The two studies were quite similar to each other, as outlined in the table above. Subjects were randomized into high-carb/low-fat (HC/LF) and low-carb/high-fat (LC/HF) diet groups. In both cases, high-carb was defined as 60% of calories, while low-carb was defined as 40% of calories. Not a dramatic difference, but because all the food was provided for the participants, it was possible to be fairly certain of what the subjects had consumed. (The amount of study food eaten plus any additional food eaten was taken into account.) In all cases, participants received a restricted number of calories.
The variable of interest in these studies was insulin resistance. In the Obesity Research study, insulin resistance was determined by measuring fasting insulin levels. Insulin-sensitive (IS) individuals were defined as those with a fasting insulin below 10 mU/L and insulin-resistant (IR) subjects were defined as those with a fasting insulin above 15 mU/L. Subjects with a fasting insulin between those two values were excluded from the study. In the Diabetes Care study, insulin resistance was determined by administration of a 75 gram oral glucose tolerance test. The subjects whose plasma insulin at 30 minutes post-glucose was less than 66 mU/L were termed low insulin secreters and those whose plasma insulin at 30 minutes was above 66 mU/L were termed high insulin secreters.

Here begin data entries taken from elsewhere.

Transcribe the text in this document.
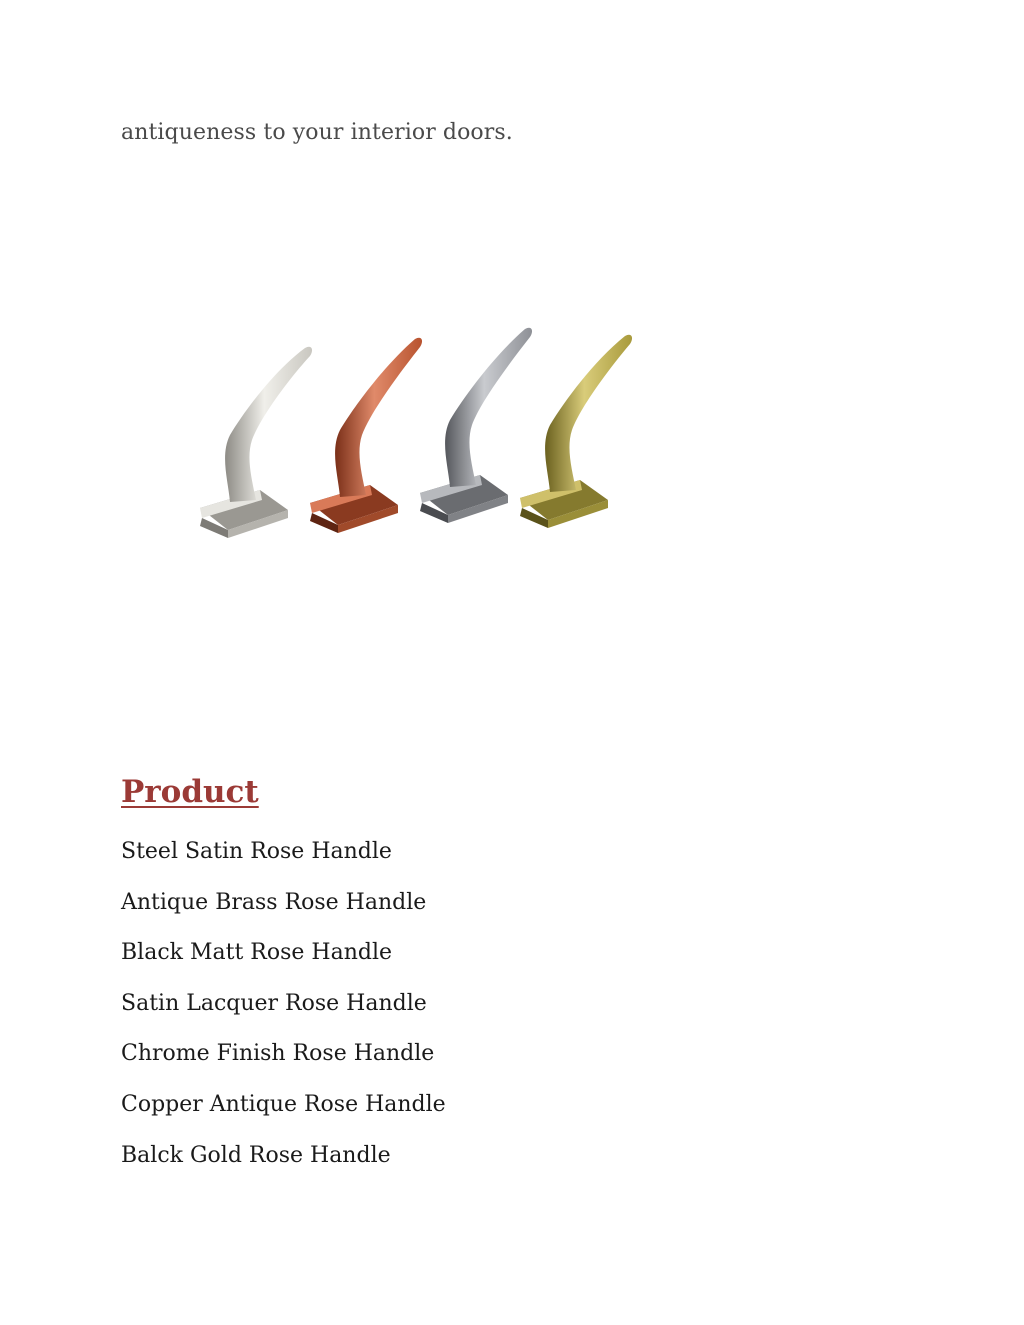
antiqueness to your interior doors.

Product
Steel Satin Rose Handle
Antique Brass Rose Handle
Black Matt Rose Handle
Satin Lacquer Rose Handle
Chrome Finish Rose Handle
Copper Antique Rose Handle
Balck Gold Rose Handle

As expected, all groups lost a significant amount of weight. The findings are summarized in the two figures below. (I have modified both figures from their original forms to make it easier to compare them.)

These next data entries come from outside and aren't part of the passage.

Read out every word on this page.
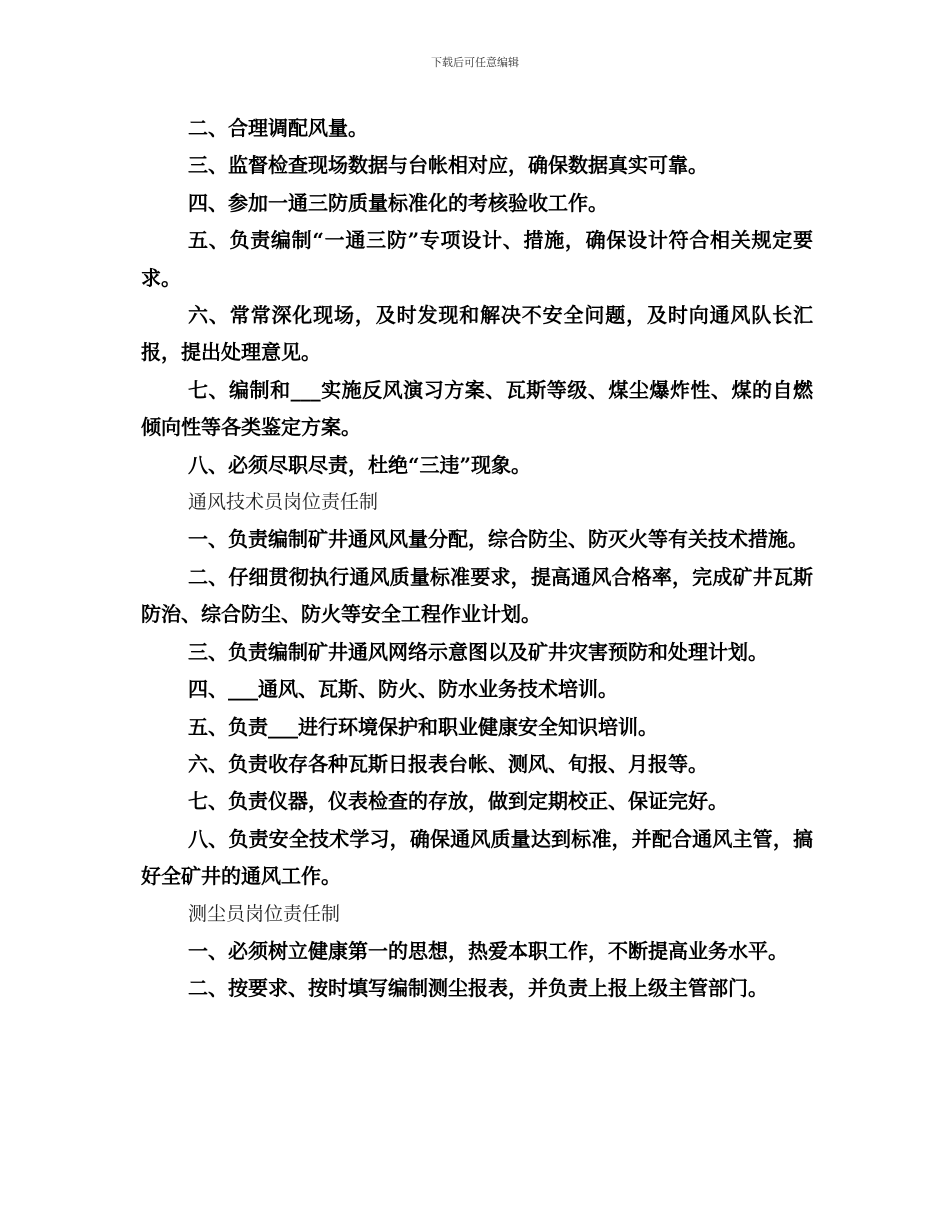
下载后可任意编辑

二、合理调配风量。

三、监督检查现场数据与台帐相对应，确保数据真实可靠。

四、参加一通三防质量标准化的考核验收工作。

五、负责编制“一通三防”专项设计、措施，确保设计符合相关规定要求。

六、常常深化现场，及时发现和解决不安全问题，及时向通风队长汇报，提出处理意见。

七、编制和___实施反风演习方案、瓦斯等级、煤尘爆炸性、煤的自燃倾向性等各类鉴定方案。

八、必须尽职尽责，杜绝“三违”现象。

通风技术员岗位责任制

一、负责编制矿井通风风量分配，综合防尘、防灭火等有关技术措施。

二、仔细贯彻执行通风质量标准要求，提高通风合格率，完成矿井瓦斯防治、综合防尘、防火等安全工程作业计划。

三、负责编制矿井通风网络示意图以及矿井灾害预防和处理计划。

四、___通风、瓦斯、防火、防水业务技术培训。

五、负责___进行环境保护和职业健康安全知识培训。

六、负责收存各种瓦斯日报表台帐、测风、旬报、月报等。

七、负责仪器，仪表检查的存放，做到定期校正、保证完好。

八、负责安全技术学习，确保通风质量达到标准，并配合通风主管，搞好全矿井的通风工作。

测尘员岗位责任制

一、必须树立健康第一的思想，热爱本职工作，不断提高业务水平。

二、按要求、按时填写编制测尘报表，并负责上报上级主管部门。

The Obesity Research article stated that they expected a loss of approximately 1 kilogram of body weight for every 7300 deficit in calories. Therefore, their 16 week study should have produced a weight loss of at least of 6.1 kilograms, and this was indeed the case.
What was surprising was that two of the groups lost almost twice that amount of weight: the insulin-sensitive (IS) subjects who ate high-carb/low-fat (HC/LF) and the insulin-resistant (IR) subjects who ate low-carb/high-fat (LC/HF). A similar result is seen in the Diabetes Care article. All of those subjects lost an average 6 kilograms or more of body weight, but among the high insulin secreters, significantly more weight was lost when they followed a low-carb/high fat diet as compared with a high-carb/low-fat diet. Among low insulin secreters, there was a tendency to lose more weight with a high-carb/low-fat diet, but in this case the difference was not statistically significant.

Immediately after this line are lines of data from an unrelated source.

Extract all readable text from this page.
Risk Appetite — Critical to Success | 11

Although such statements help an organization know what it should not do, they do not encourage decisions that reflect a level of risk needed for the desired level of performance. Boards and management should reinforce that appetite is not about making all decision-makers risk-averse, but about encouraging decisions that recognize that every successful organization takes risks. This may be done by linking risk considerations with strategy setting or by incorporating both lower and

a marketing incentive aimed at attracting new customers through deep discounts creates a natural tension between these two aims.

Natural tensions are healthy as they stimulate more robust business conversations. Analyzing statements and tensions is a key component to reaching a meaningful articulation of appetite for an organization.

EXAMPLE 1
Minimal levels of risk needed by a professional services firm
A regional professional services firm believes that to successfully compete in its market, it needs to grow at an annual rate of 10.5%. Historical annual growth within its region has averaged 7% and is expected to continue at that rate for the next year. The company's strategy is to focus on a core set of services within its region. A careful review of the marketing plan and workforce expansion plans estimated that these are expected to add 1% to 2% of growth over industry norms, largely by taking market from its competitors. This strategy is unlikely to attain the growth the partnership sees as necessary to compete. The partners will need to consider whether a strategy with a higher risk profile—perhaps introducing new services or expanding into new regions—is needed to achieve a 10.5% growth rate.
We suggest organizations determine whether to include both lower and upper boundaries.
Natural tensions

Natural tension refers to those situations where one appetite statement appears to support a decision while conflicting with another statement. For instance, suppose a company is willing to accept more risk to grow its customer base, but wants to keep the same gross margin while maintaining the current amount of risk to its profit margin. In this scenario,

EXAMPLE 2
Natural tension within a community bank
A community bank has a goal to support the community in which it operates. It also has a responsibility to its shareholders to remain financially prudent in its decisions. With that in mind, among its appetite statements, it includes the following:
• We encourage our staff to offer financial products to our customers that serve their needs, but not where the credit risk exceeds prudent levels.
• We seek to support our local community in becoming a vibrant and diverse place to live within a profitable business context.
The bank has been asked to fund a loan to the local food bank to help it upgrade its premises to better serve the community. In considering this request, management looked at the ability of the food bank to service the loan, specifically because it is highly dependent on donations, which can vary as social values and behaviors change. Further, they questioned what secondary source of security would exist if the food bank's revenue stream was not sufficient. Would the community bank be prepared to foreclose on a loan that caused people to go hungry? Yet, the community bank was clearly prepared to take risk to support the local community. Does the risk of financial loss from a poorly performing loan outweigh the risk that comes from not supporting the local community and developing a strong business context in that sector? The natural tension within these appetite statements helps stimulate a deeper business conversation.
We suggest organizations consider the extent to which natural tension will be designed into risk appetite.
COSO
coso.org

It pains me to say it, but a low-carb/high-fat diet may not be the best weight loss diet for everybody. From these two studies, a person who is still insulin-sensitive could well find that a low-carb diet might actually be their worst choice. It would still work, but not as well as a low-fat/high-carb/calorie-restricted diet. On the other hand, for a person who is insulin-resistant (and if you're not insulin-resistant when you're young, you tend to get that way as you get older), a low-carb/high-fat/calorie-restricted diet appears to work the best. For whatever reason, if you follow the diet indicated by your insulin sensitivity, chances are good that you will not only lose the amount of weight predicted by the decrease in your caloric intake, but a few extra kilograms as well.